10.4.09

Well said, from another fan of the Austrian school

Long, but beautiful

I would note that the same people Robert Stacy McCain cites (Hayek, Mises, Friedman and Rand) are the same people who have influenced so much of my thinking (as a freedom-loving libertine, I'd be remiss if I didn't note that de Sade, Dostoevsky and Paglia have also influenced said thinking). I would venture that most people are intimidated by their work because - frankly - they have unusual names. 

Yet - to use a favorite method of devout Christians, and no disrespect is intended by that remark - one can open "The Road to Serfdom" to any page and find wisdom that is breathtaking. Forget the Limbaugh Challenge, I would ask anyone who despises free markets and how people behave when participating in them to read "The Road to Serfdom" or Friedman's "Free to Choose" (or, for a more modern take, Norberg's "In Defense of Global Capitalism" or Sowell's "Basic Economics" or "Black Rednecks and White Liberals") and see if they still think the same way. 
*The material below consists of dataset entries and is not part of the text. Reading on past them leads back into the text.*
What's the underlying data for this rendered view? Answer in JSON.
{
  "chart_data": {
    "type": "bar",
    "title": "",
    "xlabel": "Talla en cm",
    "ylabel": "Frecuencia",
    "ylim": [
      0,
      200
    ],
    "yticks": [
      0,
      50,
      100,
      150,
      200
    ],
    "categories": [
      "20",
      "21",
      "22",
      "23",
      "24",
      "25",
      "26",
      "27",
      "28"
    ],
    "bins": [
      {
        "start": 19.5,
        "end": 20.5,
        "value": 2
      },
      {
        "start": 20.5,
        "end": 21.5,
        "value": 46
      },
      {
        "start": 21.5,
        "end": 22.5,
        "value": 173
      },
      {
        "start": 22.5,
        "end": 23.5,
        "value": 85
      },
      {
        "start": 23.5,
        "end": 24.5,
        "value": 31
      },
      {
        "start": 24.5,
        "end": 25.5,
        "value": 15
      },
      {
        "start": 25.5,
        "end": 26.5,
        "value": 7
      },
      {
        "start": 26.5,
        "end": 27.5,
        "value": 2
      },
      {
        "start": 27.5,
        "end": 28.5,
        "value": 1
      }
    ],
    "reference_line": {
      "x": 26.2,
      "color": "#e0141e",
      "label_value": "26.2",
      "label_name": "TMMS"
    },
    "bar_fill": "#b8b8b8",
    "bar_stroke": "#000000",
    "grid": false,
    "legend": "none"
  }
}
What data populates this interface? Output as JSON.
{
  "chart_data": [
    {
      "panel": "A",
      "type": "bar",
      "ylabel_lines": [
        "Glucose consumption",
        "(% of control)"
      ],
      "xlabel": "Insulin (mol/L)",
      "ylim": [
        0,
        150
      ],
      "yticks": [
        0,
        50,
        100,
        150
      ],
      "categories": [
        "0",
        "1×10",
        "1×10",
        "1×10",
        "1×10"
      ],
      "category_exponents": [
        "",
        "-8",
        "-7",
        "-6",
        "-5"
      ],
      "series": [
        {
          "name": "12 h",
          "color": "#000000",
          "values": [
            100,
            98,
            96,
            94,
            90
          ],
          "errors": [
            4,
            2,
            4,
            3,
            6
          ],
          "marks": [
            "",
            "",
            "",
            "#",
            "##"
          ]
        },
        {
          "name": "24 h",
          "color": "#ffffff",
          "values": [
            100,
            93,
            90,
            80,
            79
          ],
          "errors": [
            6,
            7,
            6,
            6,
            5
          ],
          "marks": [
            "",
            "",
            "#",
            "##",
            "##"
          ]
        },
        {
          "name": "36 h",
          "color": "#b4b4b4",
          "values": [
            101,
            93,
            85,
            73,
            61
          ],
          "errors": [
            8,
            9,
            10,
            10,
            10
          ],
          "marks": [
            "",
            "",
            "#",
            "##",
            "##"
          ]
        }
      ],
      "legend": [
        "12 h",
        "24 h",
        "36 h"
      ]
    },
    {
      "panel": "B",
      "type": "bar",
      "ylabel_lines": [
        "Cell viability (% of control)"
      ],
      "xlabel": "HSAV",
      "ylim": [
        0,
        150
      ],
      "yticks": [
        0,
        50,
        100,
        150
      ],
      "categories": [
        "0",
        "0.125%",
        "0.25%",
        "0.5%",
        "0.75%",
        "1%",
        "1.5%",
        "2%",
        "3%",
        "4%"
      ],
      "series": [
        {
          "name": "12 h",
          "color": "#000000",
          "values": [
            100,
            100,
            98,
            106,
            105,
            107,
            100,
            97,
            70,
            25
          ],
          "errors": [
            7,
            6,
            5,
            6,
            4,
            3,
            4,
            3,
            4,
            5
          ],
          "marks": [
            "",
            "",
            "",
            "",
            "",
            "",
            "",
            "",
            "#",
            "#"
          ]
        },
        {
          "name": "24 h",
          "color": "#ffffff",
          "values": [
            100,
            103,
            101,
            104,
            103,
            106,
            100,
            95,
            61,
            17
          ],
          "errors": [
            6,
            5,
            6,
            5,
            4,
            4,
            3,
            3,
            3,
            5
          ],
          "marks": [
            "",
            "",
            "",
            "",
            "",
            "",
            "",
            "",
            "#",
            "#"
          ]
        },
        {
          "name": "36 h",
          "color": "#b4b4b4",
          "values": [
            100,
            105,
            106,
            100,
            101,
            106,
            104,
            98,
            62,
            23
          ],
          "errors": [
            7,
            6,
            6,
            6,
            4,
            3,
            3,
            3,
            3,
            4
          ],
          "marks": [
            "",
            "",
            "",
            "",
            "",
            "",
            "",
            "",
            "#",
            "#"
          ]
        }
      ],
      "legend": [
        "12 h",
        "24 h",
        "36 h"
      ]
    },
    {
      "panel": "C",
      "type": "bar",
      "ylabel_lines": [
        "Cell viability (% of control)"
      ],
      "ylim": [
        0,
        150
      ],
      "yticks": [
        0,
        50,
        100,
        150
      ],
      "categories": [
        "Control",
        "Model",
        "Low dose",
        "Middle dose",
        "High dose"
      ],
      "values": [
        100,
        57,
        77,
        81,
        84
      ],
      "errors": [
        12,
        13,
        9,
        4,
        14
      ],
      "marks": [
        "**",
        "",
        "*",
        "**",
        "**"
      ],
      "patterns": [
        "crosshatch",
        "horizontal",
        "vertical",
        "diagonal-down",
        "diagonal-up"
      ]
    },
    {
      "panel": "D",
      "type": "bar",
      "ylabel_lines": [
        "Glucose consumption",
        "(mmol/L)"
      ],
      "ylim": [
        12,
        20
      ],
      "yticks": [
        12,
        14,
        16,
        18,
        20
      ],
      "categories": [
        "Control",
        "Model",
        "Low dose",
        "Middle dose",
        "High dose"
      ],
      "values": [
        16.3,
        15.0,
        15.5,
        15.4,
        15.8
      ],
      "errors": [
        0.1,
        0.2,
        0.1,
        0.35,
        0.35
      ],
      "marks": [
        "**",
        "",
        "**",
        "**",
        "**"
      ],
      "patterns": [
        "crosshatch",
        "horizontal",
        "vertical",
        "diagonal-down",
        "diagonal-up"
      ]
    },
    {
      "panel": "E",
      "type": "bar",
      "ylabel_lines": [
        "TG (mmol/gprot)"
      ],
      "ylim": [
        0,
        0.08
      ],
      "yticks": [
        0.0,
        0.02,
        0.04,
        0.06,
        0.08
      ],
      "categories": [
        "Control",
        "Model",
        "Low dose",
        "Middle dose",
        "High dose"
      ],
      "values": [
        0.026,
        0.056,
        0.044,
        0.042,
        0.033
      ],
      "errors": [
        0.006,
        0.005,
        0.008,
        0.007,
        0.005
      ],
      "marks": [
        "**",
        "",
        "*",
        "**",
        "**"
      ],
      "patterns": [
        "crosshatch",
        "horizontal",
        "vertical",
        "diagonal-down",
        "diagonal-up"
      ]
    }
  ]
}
By virtue of going to college, I've been exposed to the most lauded progressive thinkers, and by virtue of intellectual curiosity, I've read many more on my own. Strangely, it's reading the thinkers to the left of me that have cemented my views on the right. A severe problem on the Left when it comes to thinking is that it believes by listening to Ann Coulter on Hannity while chewing on five minutes of a three-hour Rush Limbaugh they've found some missing link to understanding Conservatives. I love both, but Conservatism in America - especially in economics - blossomed around the thinkers mentioned herein, and oh so many more that came before them. 

What Mises, Hayek and others of the Austrian school patiently demonstrated was that socialism (Marxian or otherwise) is based on a fundamental fallacy that ultimately makes socialism unworkable in practice. Socialism -- the "planned economy," as Hayek often described it -- neglects the function of prices as information by which individuals make their own economic decisions.